What’s the point of that? That means “this or that” — anything you do — you should go into it saying, “I’m not in control here.” It’s arrogant, he says, to think you’re in control. God is in control.
Lastly, God’s permission for Satan or man to act is nevertheless part of God’s ultimate design and final control. I’m trying to respond here to someone who says, “Well, God doesn’t control everything, but he permits lots of things.” I’m saying that’s right. He certainly does permit lots of things. How should we understand an all-knowing God with perfect foreknowledge permitting something in his infinite wisdom?

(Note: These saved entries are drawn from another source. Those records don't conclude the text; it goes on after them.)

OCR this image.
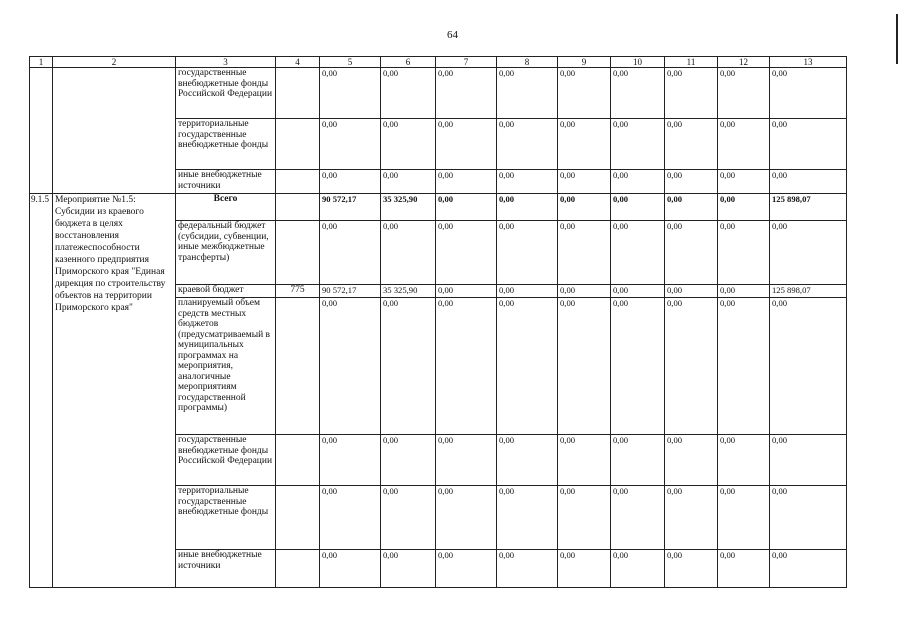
64
1	2	3	4	5	6	7	8	9	10	11	12	13
		государственные внебюджетные фонды Российской Федерации		0,00	0,00	0,00	0,00	0,00	0,00	0,00	0,00	0,00
		территориальные государственные внебюджетные фонды		0,00	0,00	0,00	0,00	0,00	0,00	0,00	0,00	0,00
		иные внебюджетные источники		0,00	0,00	0,00	0,00	0,00	0,00	0,00	0,00	0,00
9.1.5	Мероприятие №1.5: Субсидии из краевого бюджета в целях восстановления платежеспособности казенного предприятия Приморского края "Единая дирекция по строительству объектов на территории Приморского края"	Всего		90 572,17	35 325,90	0,00	0,00	0,00	0,00	0,00	0,00	125 898,07
		федеральный бюджет (субсидии, субвенции, иные межбюджетные трансферты)		0,00	0,00	0,00	0,00	0,00	0,00	0,00	0,00	0,00
		краевой бюджет	775	90 572,17	35 325,90	0,00	0,00	0,00	0,00	0,00	0,00	125 898,07
		планируемый объем средств местных бюджетов (предусматриваемый в муниципальных программах на мероприятия, аналогичные мероприятиям государственной программы)		0,00	0,00	0,00	0,00	0,00	0,00	0,00	0,00	0,00
		государственные внебюджетные фонды Российской Федерации		0,00	0,00	0,00	0,00	0,00	0,00	0,00	0,00	0,00
		территориальные государственные внебюджетные фонды		0,00	0,00	0,00	0,00	0,00	0,00	0,00	0,00	0,00
		иные внебюджетные источники		0,00	0,00	0,00	0,00	0,00	0,00	0,00	0,00	0,00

Here’s what Jesus says in Luke 22:31-32: 31 “Simon, Simon, Satan has asked to sift all of you as wheat. 32 But I have prayed for you, Simon, that your faith may not fail. And when you have turned back, strengthen your brothers”. Notice he does not say, “If you have turned again,” but “when you have turned again, strengthen your brothers.”
“Every kind of event that comes to a city is ultimately from the Lord.”
In other words, “Yes, I’m going to permit Satan to sift you like wheat, and I know it’s going to involve three denials. I know you’re going to turn, and I know that the purpose of bringing you back according to my prayer is that you might strengthen your brothers.”
Even in situations where God is permitting, he is permitting by design. When you permit something and you know what it’s going to do and you know all of its outcomes and you go ahead and permit it, you permit it wisely if you’re God — and then it wisely fits into the overall pattern of what you are planning and doing.
Let me end with a statement and a question. The statement is that human beings are responsible, accountable, praiseworthy, or blameworthy for what they do. God’s sovereignty does not diminish human accountability.
Which world would you rather live in? One where humans or Satan or chance govern what happens to you? Or one where an infinitely good, infinitely wise, infinitely powerful God works everything together for the good of those who trust him and for his glory?